Latest developments in the Ebola crisis
By admin February 25, 2015


Two major developments in West Africa’s Ebola crisis have occurred in the last few days.  First, the World Health Organization (WHO) announced on Friday that it had approved the use of a rapid diagnostic test kit for Ebola, in the hopes of correctly identifying victims of the disease.  Second, Liberia reopened its borders on Monday, ending a nationwide curfew imposed in August to combat the spread of the virus.

These are the latest occurrences in a crisis that goes back over a year, and has been making headline news since last summer.  The outbreak is believed to have begun with a patient who died in December 2013 in the West African nation of Guinea.  The WHO’s first report on the Ebola outbreak was not released until the end of March 2014; the same month, Guinea declared a national health emergency, and cases began to be reported in Liberia.  By May, Sierra Leone had become infected as well; these three countries have suffered the bulk of the outbreak, which in August 2014 was finally declared a Public Health Emergency of International Concern by the WHO.  The international community has been heavily involved in combating the outbreak, with specialized organizations including the WHO, Doctors Without Borders and the Center for Disease Control providing expertise, logistics, and personnel to the affected countries while the UN and various national governments provided funding.  Since then, the overall Ebola outbreak has slowed, and mostly remained restricted to Liberia, Guinea and Sierra Leone, but cases have continued to appear in those three countries.

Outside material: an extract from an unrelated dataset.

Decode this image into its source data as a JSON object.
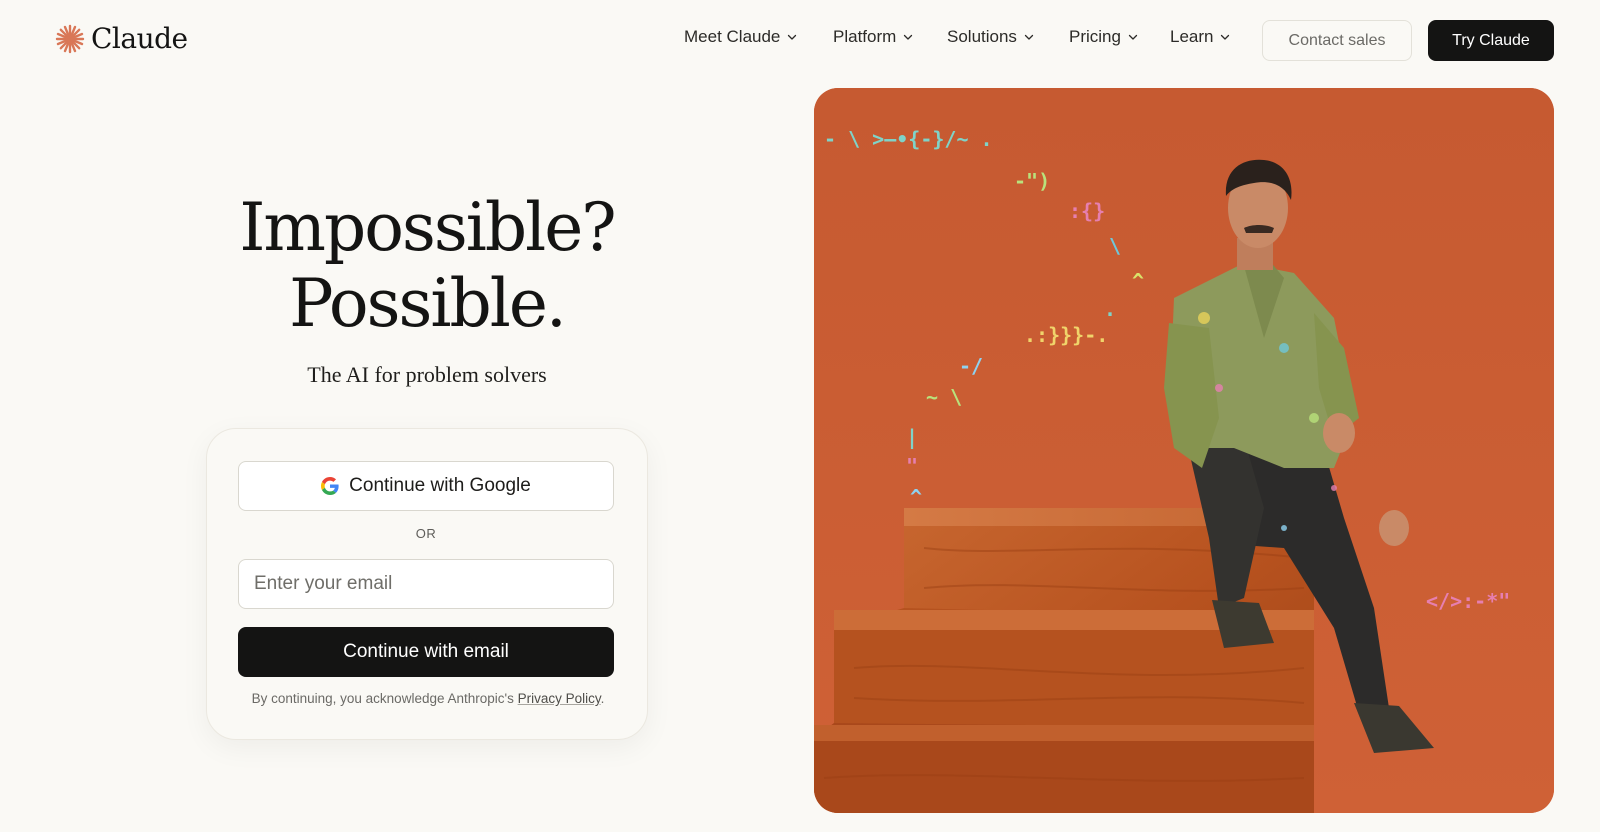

The slow initial response to the Ebola outbreak was partly due to the fact that no Ebola cases had ever been reported in West Africa before, which meant that health workers were not trained or equipped to deal with it, and did not at first recognize it.  Compounding the problem is the fact that there still is no proven treatment for Ebola, though there are various treatments that can improve a patient’s chances for survival.

While the latest test kit is not a solution to this problem, WHO expects that it will at least help o identify infected individuals earlier.  The new test kit can provide results in 15 minutes, correctly identify 92 percent of patients infected by the disease, an 85 percent of those not infected.  In contrast, the tests that have been used up to this point have usually required 12 to 24 hours for a response, though they are usually a little more accurate.

Liberia’s recent decision involved a reopening of border crossings, a lifting of the nationwide curfew, and the reopening of the nation’s schools, which had been on a five month hiatus.  Of the three nations affected by the Ebola crisis, Liberia shows the most promising results, with only two new cases reported in the week ending February 15th – by contrast, 52 new cases were reported in Guinea and 74 in Sierra Leone.  The President expressed optimism, but also warned against complacency, insisting on adherence to established health protocols at all times to prevent a relapse.